After the epilogue is over and the story proper is done with, there's this interview of the author in which one answer pretty much sums up everything that's great about this genre-rich novel:
Soulless has such a clever melding of alternate history, romance, and the supernatural. How did you derive the idea for this novel? I knew I wanted to write urban fantasy, and there's one thing I've never been able to understand in the genre: if immortals were mucking about, wouldn't they have been mucking about for a very long time? A speculation arose: what if all those strange and unexplainable bends in history were the result of supernatural interference? At which point I asked myself, what's the weirdest most eccentric historical phenomenon of them all? Answer: the Great British Empire. Clearly, one tiny little island could only conquer half the known world with supernatural aid. Those absurd Victorian manners and ridiculous fashions were obviously dictated by vampires. And, without a doubt, the British army regimental system functioned on werewolf pack dynamics. Of course, as soon as I started scribbling away about a land of bustles and top hats, romance and comedy had to enter the fray. I mean to say, bustles! Then I tossed nineteenth-century science into the mix and realized that if the Victorians were studying vampires and werewolves (which they would do, if they knew about them), not to mention developing weapons against them, technology would have evolved differently. Enter a sprinkling of steampunk, and suddenly, I was juggling more subgenres than Ivy has ugly hats! But then again, you can never have too many hats.

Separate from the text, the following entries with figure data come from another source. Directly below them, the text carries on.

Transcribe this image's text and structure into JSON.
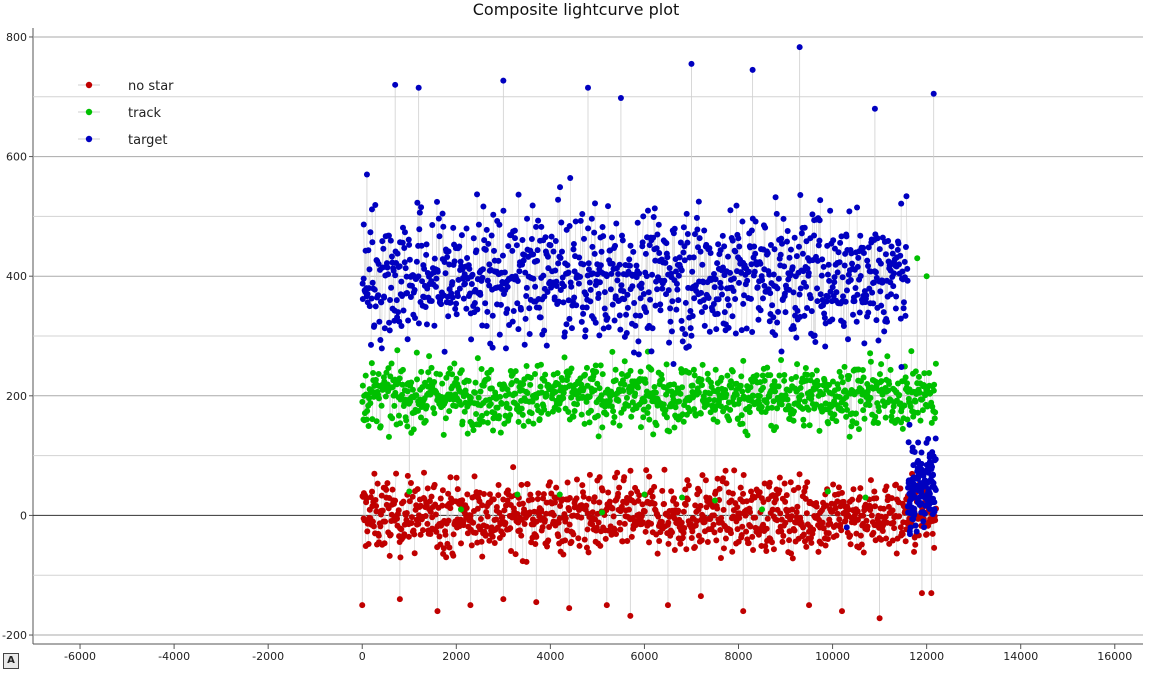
{
  "chart_data": {
    "type": "scatter",
    "title": "Composite lightcurve plot",
    "xlabel": "",
    "ylabel": "",
    "xlim": [
      -7000,
      16600
    ],
    "ylim": [
      -215,
      815
    ],
    "xticks": [
      -6000,
      -4000,
      -2000,
      0,
      2000,
      4000,
      6000,
      8000,
      10000,
      12000,
      14000,
      16000
    ],
    "yticks": [
      -200,
      0,
      200,
      400,
      600,
      800
    ],
    "grid": true,
    "legend_position": "top-left",
    "series": [
      {
        "name": "no star",
        "color": "#c00000",
        "x_range": [
          0,
          12200
        ],
        "band_center": 0,
        "band_spread": 105,
        "outlier_range": [
          -170,
          110
        ],
        "points": [
          [
            0,
            -150
          ],
          [
            800,
            -140
          ],
          [
            1600,
            -160
          ],
          [
            2300,
            -150
          ],
          [
            3000,
            -140
          ],
          [
            3700,
            -145
          ],
          [
            4400,
            -155
          ],
          [
            5200,
            -150
          ],
          [
            5700,
            -168
          ],
          [
            6500,
            -150
          ],
          [
            7200,
            -135
          ],
          [
            8100,
            -160
          ],
          [
            9500,
            -150
          ],
          [
            10200,
            -160
          ],
          [
            11000,
            -172
          ],
          [
            11900,
            -130
          ],
          [
            12100,
            -130
          ]
        ]
      },
      {
        "name": "track",
        "color": "#00c000",
        "x_range": [
          0,
          12200
        ],
        "band_center": 200,
        "band_spread": 90,
        "outlier_range": [
          5,
          450
        ],
        "points": [
          [
            1000,
            40
          ],
          [
            2100,
            10
          ],
          [
            3300,
            35
          ],
          [
            4200,
            35
          ],
          [
            5100,
            5
          ],
          [
            6000,
            35
          ],
          [
            6800,
            30
          ],
          [
            7500,
            25
          ],
          [
            8500,
            10
          ],
          [
            9900,
            40
          ],
          [
            10700,
            30
          ],
          [
            11800,
            430
          ],
          [
            12000,
            400
          ]
        ]
      },
      {
        "name": "target",
        "color": "#0000c0",
        "x_range": [
          0,
          11600
        ],
        "band_center": 400,
        "band_spread": 190,
        "outlier_range": [
          -20,
          785
        ],
        "extra_cluster": {
          "x_range": [
            11600,
            12200
          ],
          "center": 50,
          "spread": 120
        },
        "points": [
          [
            100,
            570
          ],
          [
            700,
            720
          ],
          [
            1200,
            715
          ],
          [
            3000,
            727
          ],
          [
            4800,
            715
          ],
          [
            5500,
            698
          ],
          [
            7000,
            755
          ],
          [
            8300,
            745
          ],
          [
            9300,
            783
          ],
          [
            10300,
            -20
          ],
          [
            10900,
            680
          ],
          [
            12150,
            705
          ]
        ]
      }
    ]
  },
  "footer": {
    "auto_badge": "A"
  }
}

Who is Ivy, you ask - well just read the book, would you?

1 Jul 2010

Children of the Night - Mercedes Lackey

Sociopathic psychic vampires that feed off of people's emotions! A 24-year-old witch (who writes romance novels because even witches have rent and bills to pay)! A sexy vampire with a sexy French accent who does sexy things sexily! All in New York City during the rather rough 80s. That's right; it's another urban fantasy novel.

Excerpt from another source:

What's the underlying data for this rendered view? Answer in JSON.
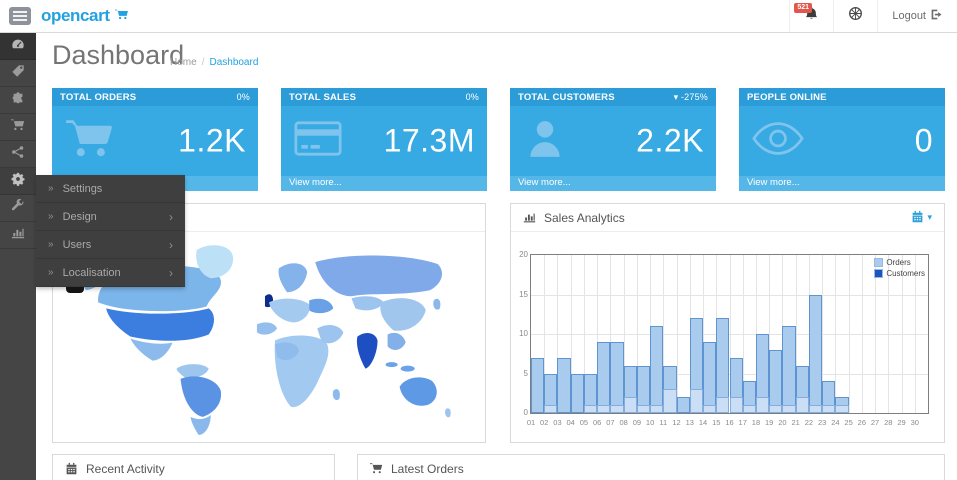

This Diana Tregarde novel is set some years before Burning Water, and it explains some of the subplots present in that other novel. Apart from that, the subplot involving the composition of a clichéd romance novel was pretty enjoyable, if you enjoy poking fun at the stereotypes of that genre of novel.
This book somewhat reminded me of Scott Westerfeld's The Last Days in a "not-quite-vampires are playing music in New York!" kind of way; I was also reminded of Burning Water due to its surplus of dramatic irony.
All and all, I found it to be a very enjoyable read. Incidentally, I do agree with the Stephen King quote that is printed on the back cover of this novel:
Mercedes Lackey's work is as sharp - and as scary - as the suddenly revealed fang of a vampire. She'll keep you up long past your bedtime.